Write every single day.

King’s attitude towards projects is what people nowadays call proactive and concistant. Once he starts working on a project, he neither stops, nor slows down unless he absolutely has to. He says he does that in order to not let his story slip away and his characters fade.

Writing, in most of its aspects, is a lot like every other thing in the world. For the writer it is as basic and natural as any human instinct. Especially when it comes to pure necessity – the writer absolutely has to write no matter what, no matter how.

It is a common belief among famous writers that there should be consistency in writing otherwise the story’s pace gets messed up and the story, itself, somehow lost and confusing. Furthermore, if you fail to write consistently, the excitement for your idea starts fading and the idea itself stops being as important. Meaning, the core of your work starts disappearing. However, consistency is very often connected with plans and schedules and when the work on an idea starts feeling like work, you should just take it “one word at a time.”

Have the guts to cut.

Writers become attached to their words.

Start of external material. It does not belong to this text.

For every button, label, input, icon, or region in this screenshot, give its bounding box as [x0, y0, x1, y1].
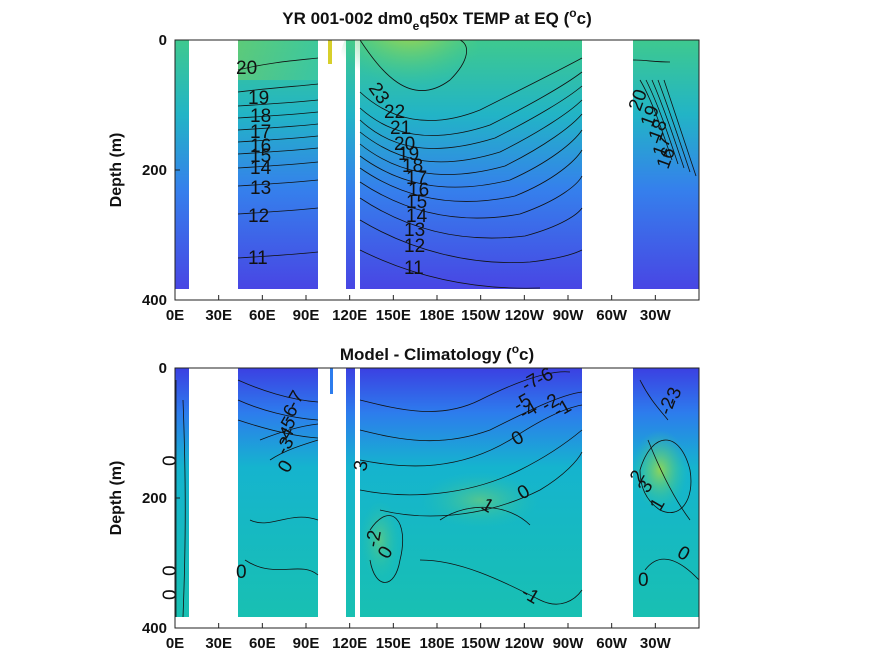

But what turns a page into a work of art is its’ simplicity – the art to have all the right words and not a single one more.

When revising, writers have a difficult time letting go of words and sentences, even whole paragraphs. What King advises all writers is to let that go – let yourself write the greatest story by cutting everything that may slow her down on the way to perfection. As king very wisely says, “Kill your darlings, kill your darlings, even when it breaks your egocentric little scribbler’s heart, kill your darlings.”

Don’t be a little scribbler. Be a great writer. Do as King says. Do as Vonnegut says: “If a sentence, no matter how excellent, does not illuminate your subject in some new and useful way, scratch it out.”

The key to brilliance are not always brilliant words.

Stay married, be healthy and live a good life

Or, in other words, do more of what makes you happy. Because your happiness is the key to your success, no matter how obvious this sounds. King attributes his success to two things: his physical health and his marriage. He had the greatest luck to marry a self-reliant woman who supports him and takes zero shit from him or anyone else, as he says. And he says that she is the one who had made the continuity of his working life possible.

And, to conclude, King believes it is important to have a strong balance in your life, so writing doesn’t consume you. You are a writer first, but a person even before that. All you have to do is prioritize well, as we have already learned. Because as Henry Miller says “Keep human! See people, go places, drink if you feel like it.”

Or don’t – but always do the most human thing: be free in all you do and all you feel. Because this is what will keep you authentic and real. So, a sentence of gratitude to her. And to King, who may very well turn into the bard of contemporary horror.

NOTE: *All quotes in the text that have no author, are Stephen King’s.